Einige Fußballer haben das Glück, dass ihre Spezialitäten zu Markenzeichen werden. Günter Netzer war der Absender zentimetergenauer Pässe "aus der Tiefe des Raumes". Horst Hrubesch galt als derart gefürchteter Kopfballspezialist, dass viele es "ungeheuer" fanden. Klaus Fischer hatte auch sein Markenzeichen: die Fallrückzieher. Vor 30 Jahren hat er einen seiner schönsten Treffer erzielt. Und sicher seinen wichtigsten. Anlass genug für ein "Heimspiel".

Klaus Fischer ist inzwischen 62, er hat viele Tore geschossen, sehr viele sogar. Worauf ihn die Leute ansprechen, sind aber immer noch die Fallrückzieher. "Speziell trainiert habe ich die nie", sagt er. "Es hat sich einfach so ergeben." Und es war ihm Ansporn genug, dass es 1975 einmal perfekt klappte. "Schalke spielte in Karlsruhe. Ich machte beide Tore zum 2:2-Endstand. Eines fiel durch meinen Fallrückzieher. Das kam unheimlich gut an. Besonders die Schalker Zuschauer hatten ihren großen Spaß daran. Häufig musste ich es dann sogar beim Training vorführen, damit sie fotografieren konnten. Die Leute wollten es einfach sehen."

Sein wichtigstes von allen Fallrückzieher-Toren – wie viele es genau waren, weiß er nicht – erzielte er vor rund 30 Jahren, am 8. Juli 1982. Es ist eingegangen in die Länderspiel-Geschichte, weil es beim unvergesslichen "Thriller von Sevilla" eine Schlüsselszene war. Beim Stand von 2:3 im WM-Halbfinalspiel gegen Frankreich – die Verlängerung lief schon – schlug Klaus Fischer zu. "Da passte alles, die Flanke von Pierre Littbarski, der von Horst Hrubesch mit dem Kopf zu mir zurückgelegte Ball, und dann der Fallrückzieher. Ich konnte den Ball gar nicht anders nehmen, denn ich stand mit dem Rücken zum Tor." Es war ein magischer Moment: Ausgleich für Deutschland zum 3:3 – und das mit solch einem spektakulären Treffer. Das Fußball-Drama nahm danach seinen Lauf: Es blieb in der Verlängerung beim 3:3, und ganz spät am Abend, es war schon fast Mitternacht, hielt Toni Schumacher beim Elfmeterschießen den Schuss von Maxime Bossis, traf Hrubesch anschließend nervenstark zum Einzug ins Finale (1:3 gegen Italien).

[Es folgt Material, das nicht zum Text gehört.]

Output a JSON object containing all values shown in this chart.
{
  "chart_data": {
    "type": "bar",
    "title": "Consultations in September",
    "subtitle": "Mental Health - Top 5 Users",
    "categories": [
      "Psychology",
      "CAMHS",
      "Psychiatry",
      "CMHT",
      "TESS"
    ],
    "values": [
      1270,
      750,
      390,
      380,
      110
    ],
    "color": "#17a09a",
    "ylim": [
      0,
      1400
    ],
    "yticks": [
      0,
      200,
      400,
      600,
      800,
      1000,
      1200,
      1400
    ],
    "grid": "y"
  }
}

Auf den Spuren Klaus Fischers

Klaus Fischers Profi-Karriere hat aber nicht nur wegen dieses Treffers, seines wichtigsten überhaupt, Spuren hinterlassen. Mit 535 Einsätzen steht er bei den Bundesliga-Rekordspielern auf Platz sechs, und in der ewigen Torjägerliste nimmt er mit 268 Treffern Rang zwei hinter Gerd Müller (365) ein. Sehen lassen können sich auch seine 32 Tore in 45 Länderspielen, wobei das Jahr 1977 sein erfolgreichstes war – elf Treffer bei nur neun Einsätzen. "Vor allem bei der Südamerika-Reise lief es sehr gut, ich erzielte fünf der acht Tore. In Buenos Aires und Mexico City traf ich zweimal, in Rio einmal." Sein 4:1 im November desselben Jahres wurde später zum "Tor des Jahrhunderts" gewählt. Es war ein Fallrückzieher.

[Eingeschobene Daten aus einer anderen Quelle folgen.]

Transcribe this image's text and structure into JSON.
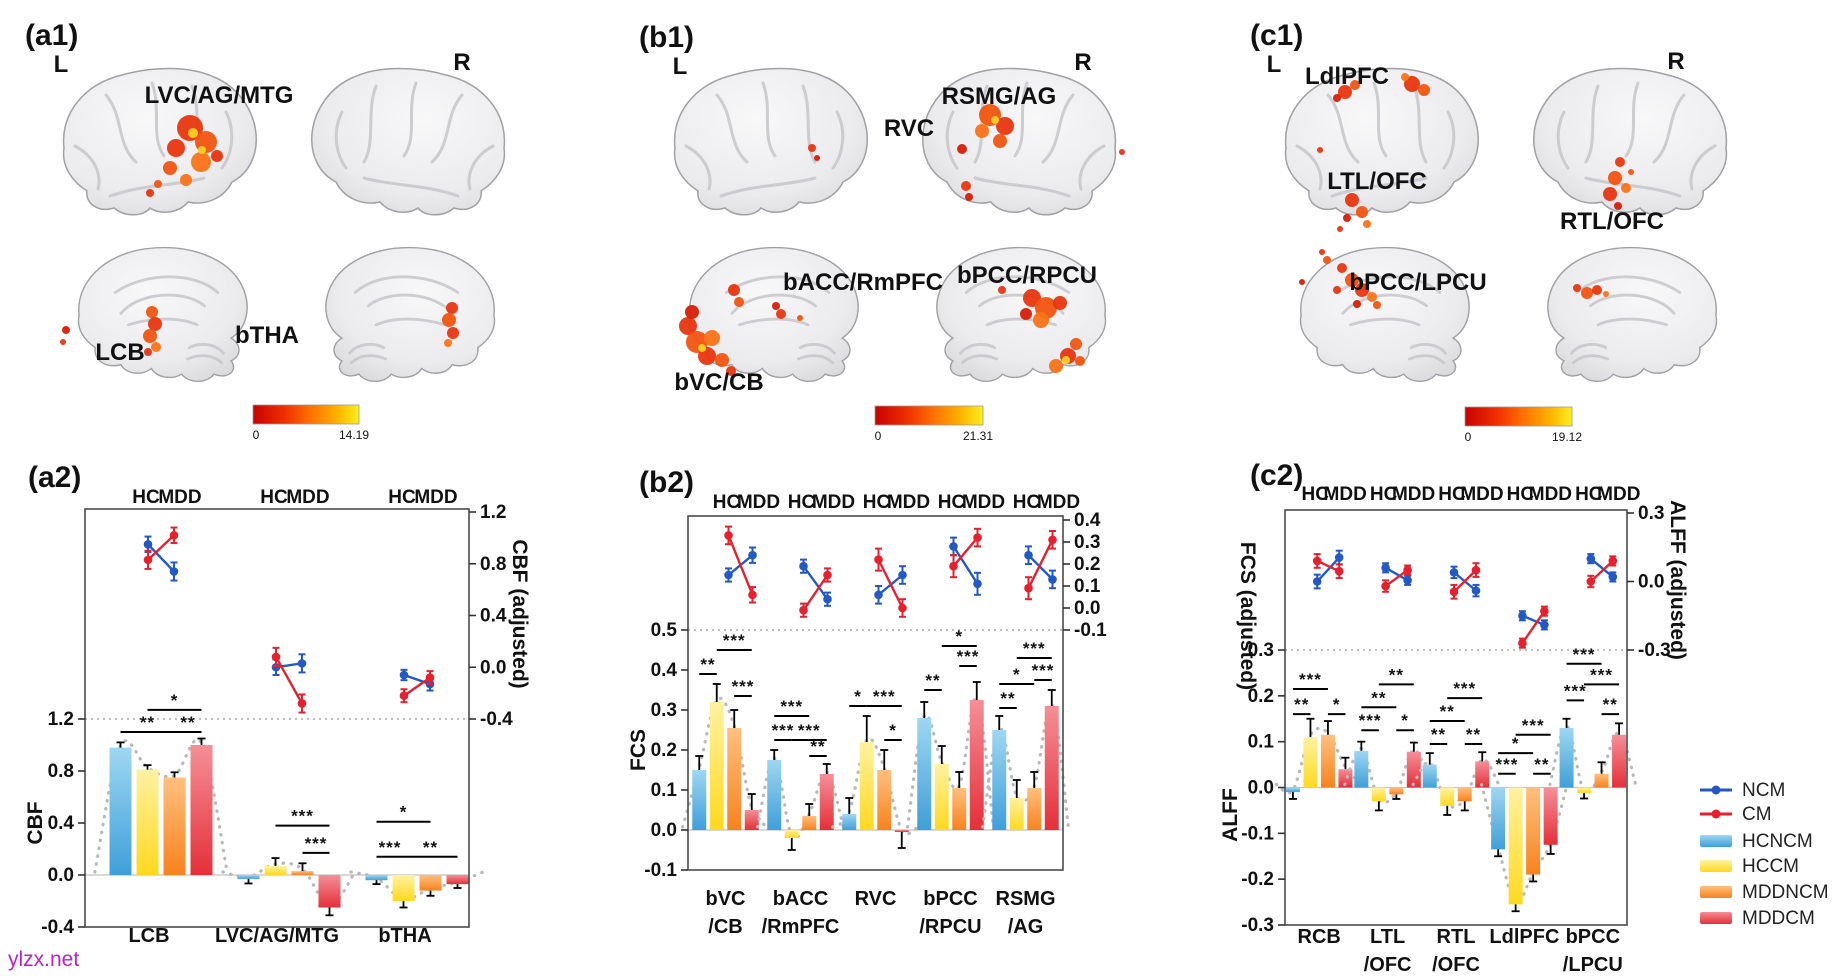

Dennoch hatte diese Karriere, so herausragend sie letztlich doch wurde, Brüche. Weichenstellungen, an denen die bessere Richtung verfehlt wurde. 1967 etwa bei der Probe-Trainingswoche in Mönchengladbach. Trainer Hennes Weisweiler schickte den 17-Jährigen wieder heim, "er meinte, ich solle noch ein Jahr beim SC Zwiesel bleiben". Dass Klaus Fischer sich mit zu engem Schuhwerk über die Woche gequält hatte, blieb Weisweiler verborgen. "Ich hatte das wohl gemeldet, aber die haben mich, glaube ich, gar nicht verstanden", sagt Fischer.

Statt an den Böckelberg ging der etwas schüchterne Junge mit dem ostbayerischen Dialekt, aufgewachsen in Kreuzstraßl zu Füßen des Großen Falkenstein und nahe der Grenze zu Tschechien, nach München zu den Sechz’gern, "denn ich wollte unbedingt Profi werden".

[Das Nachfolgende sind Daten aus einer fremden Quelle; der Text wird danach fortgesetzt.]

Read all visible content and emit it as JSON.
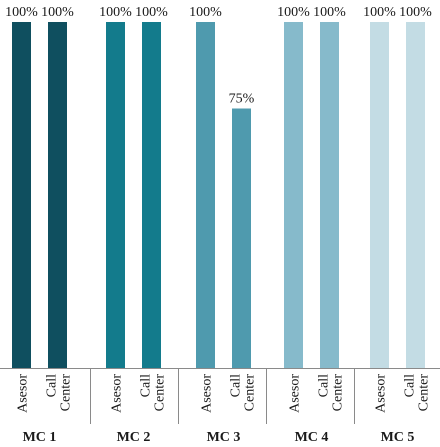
{
  "chart_data": {
    "type": "bar",
    "ylim": [
      0,
      100
    ],
    "grid": false,
    "groups": [
      {
        "label": "MC 1",
        "color": "#0f4f5f",
        "bars": [
          {
            "category": "Asesor",
            "value": 100,
            "value_label": "100%"
          },
          {
            "category": "Call Center",
            "value": 100,
            "value_label": "100%"
          }
        ]
      },
      {
        "label": "MC 2",
        "color": "#137b8c",
        "bars": [
          {
            "category": "Asesor",
            "value": 100,
            "value_label": "100%"
          },
          {
            "category": "Call Center",
            "value": 100,
            "value_label": "100%"
          }
        ]
      },
      {
        "label": "MC 3",
        "color": "#4f9aae",
        "bars": [
          {
            "category": "Asesor",
            "value": 100,
            "value_label": "100%"
          },
          {
            "category": "Call Center",
            "value": 75,
            "value_label": "75%"
          }
        ]
      },
      {
        "label": "MC 4",
        "color": "#86bacb",
        "bars": [
          {
            "category": "Asesor",
            "value": 100,
            "value_label": "100%"
          },
          {
            "category": "Call Center",
            "value": 100,
            "value_label": "100%"
          }
        ]
      },
      {
        "label": "MC 5",
        "color": "#c3dce4",
        "bars": [
          {
            "category": "Asesor",
            "value": 100,
            "value_label": "100%"
          },
          {
            "category": "Call Center",
            "value": 100,
            "value_label": "100%"
          }
        ]
      }
    ]
  }
}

Zwei Jahre spielte und traf er für die "Löwen", dann holte ihn Schalke. Die Treue und die Tragik dieses Sportlerlebens begannen. Schon gleich zu Beginn seiner Jahre in Königsblau wurde er in den Skandal verstrickt. "Unfassbar, wie blöd man damals war. Für 2.300 Mark ließen wir Bielefeld gewinnen – bei 2.000 Mark Siegprämie. Aber wir Jüngeren mussten praktisch mitmachen. Entschieden haben es die Alten in der Mannschaft", sagt er heute, rund vier Jahrzehnte später. Fischer hat schwer bezahlt. Während in Mönchengladbach die goldenen 70er liefen, zerfiel in Gelsenkirchen ein Team, das 1972 (Vizemeisterschaft und Pokalsieg) gerade ihr großes Potenzial aufzudecken begonnen hatte. Statt fröhlicher Titeljagd folgten für die Schalker Sperren und Gerichtstermine. In der Bundesliga durfte Klaus Fischer zwar ab Ende 1973 wieder spielen. Doch ehe die DFB-Führung Fischer grünes Licht gab für Länderspiel-Einsätze, schrieb man bereits das Jahr 1977.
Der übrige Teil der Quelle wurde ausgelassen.